A tool call denies with policy: … exceeded / budget exhausted Not a bug — a [limits] guardrail fired (12). Raise the limit or start a fresh sandbox.
POST /v1/sandboxes returns 400 mentioning resolve "…" A [[env]] secret couldn't be resolved (fail-closed, 13). Set the source var/creds, or fix the op scheme.
New profile not picked up serve reads profiles at startup — restart it after editing examples/. Or run runeward validate first (10a).
policy test says it can't simulate The profile sources policy from an OCI bundle; bundle-backed policy is remote and can't be tested offline (10b).
file.* returns must be relative to workspace / escapes workspace root Not a bug — file tools are confined to the sandbox workdir (20). Use a path relative to the workspace.
Browser navigate returns scheme … not allowed / blocked host The URL-scheme/SSRF allowlist fired (21). Only http/https public hosts are allowed; set RUNEWARD_BROWSER_ALLOW_PRIVATE_ADDRS=1 for a trusted internal target.
Unmatched action denied unexpectedly Deny-by-default is on via the profile policy_default or RUNEWARD_POLICY_DEFAULT=deny (18). Add an explicit [[policy]] allow rule.
OTLP sink: no records arrive Check RUNEWARD_AUDIT_OTLP_ENDPOINT/_HEADERS and collector reachability; the sink is non-blocking and drops (and counts) on overflow (28).
unsupported container runtime "…" at startup RUNEWARD_CONTAINER_RUNTIME must be docker or podman (29).

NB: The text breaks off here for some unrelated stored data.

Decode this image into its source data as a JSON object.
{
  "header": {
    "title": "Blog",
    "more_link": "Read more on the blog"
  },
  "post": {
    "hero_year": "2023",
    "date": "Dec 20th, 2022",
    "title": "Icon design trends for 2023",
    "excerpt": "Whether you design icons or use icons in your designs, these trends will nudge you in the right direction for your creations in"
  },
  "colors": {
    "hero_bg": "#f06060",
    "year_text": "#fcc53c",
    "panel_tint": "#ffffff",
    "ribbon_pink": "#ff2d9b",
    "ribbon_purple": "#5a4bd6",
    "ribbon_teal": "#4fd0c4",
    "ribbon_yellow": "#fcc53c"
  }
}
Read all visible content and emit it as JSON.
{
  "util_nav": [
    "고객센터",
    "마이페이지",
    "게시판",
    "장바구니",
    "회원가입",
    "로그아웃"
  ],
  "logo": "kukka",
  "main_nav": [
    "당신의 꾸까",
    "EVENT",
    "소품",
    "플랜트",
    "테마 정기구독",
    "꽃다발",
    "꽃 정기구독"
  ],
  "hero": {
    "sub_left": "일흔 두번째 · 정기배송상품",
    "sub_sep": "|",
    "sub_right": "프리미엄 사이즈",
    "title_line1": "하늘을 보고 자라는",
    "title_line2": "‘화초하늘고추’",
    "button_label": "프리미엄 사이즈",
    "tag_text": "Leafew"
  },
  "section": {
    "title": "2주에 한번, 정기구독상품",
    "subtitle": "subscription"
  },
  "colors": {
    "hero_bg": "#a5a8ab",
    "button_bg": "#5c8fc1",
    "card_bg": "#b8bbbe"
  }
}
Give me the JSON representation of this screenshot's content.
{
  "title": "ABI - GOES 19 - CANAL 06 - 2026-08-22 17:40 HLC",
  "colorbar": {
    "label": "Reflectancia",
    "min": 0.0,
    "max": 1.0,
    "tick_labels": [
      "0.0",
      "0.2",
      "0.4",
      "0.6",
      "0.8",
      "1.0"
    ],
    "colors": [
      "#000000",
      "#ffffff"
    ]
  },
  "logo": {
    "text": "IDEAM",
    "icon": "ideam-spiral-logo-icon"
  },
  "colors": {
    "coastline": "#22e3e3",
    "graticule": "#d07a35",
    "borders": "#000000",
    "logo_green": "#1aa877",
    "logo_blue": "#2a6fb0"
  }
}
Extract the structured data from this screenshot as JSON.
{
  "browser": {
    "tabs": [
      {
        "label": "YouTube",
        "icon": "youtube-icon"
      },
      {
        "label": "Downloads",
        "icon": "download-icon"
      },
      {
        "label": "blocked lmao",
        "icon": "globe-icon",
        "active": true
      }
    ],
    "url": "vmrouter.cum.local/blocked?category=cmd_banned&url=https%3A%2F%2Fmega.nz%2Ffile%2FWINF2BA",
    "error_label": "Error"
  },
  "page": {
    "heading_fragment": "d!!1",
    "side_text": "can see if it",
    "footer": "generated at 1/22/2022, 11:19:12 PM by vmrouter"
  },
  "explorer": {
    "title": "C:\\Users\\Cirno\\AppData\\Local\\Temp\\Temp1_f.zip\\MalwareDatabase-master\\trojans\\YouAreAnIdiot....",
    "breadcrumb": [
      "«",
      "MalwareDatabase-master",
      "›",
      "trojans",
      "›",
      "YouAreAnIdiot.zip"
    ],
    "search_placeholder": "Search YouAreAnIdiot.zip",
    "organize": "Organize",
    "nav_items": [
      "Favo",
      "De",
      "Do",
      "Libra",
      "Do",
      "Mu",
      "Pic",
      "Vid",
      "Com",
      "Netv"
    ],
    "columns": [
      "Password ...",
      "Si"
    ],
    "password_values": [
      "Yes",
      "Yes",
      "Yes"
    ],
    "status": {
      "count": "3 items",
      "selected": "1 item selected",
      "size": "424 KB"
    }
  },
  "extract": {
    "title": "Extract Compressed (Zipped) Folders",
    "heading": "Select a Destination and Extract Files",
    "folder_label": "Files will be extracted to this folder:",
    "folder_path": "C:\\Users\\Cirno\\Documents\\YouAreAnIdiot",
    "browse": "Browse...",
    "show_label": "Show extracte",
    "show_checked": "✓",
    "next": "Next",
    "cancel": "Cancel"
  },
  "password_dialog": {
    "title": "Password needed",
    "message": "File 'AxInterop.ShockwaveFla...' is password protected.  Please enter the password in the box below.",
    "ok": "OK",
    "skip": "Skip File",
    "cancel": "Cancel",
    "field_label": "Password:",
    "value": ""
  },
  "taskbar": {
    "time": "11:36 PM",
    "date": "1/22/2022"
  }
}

ledger: "…/ledger.jsonl" is already in use by another runeward process One writer per audit ledger. Another serve/mcp holds the default state dir — give this instance its own RUNEWARD_STATE_DIR (8), or stop the other process.
runeward mcp --httpbind: address already in use A previous mcp/serve still owns the port. pkill -f 'runeward.*mcp' (or stop serve), or start with a different --port.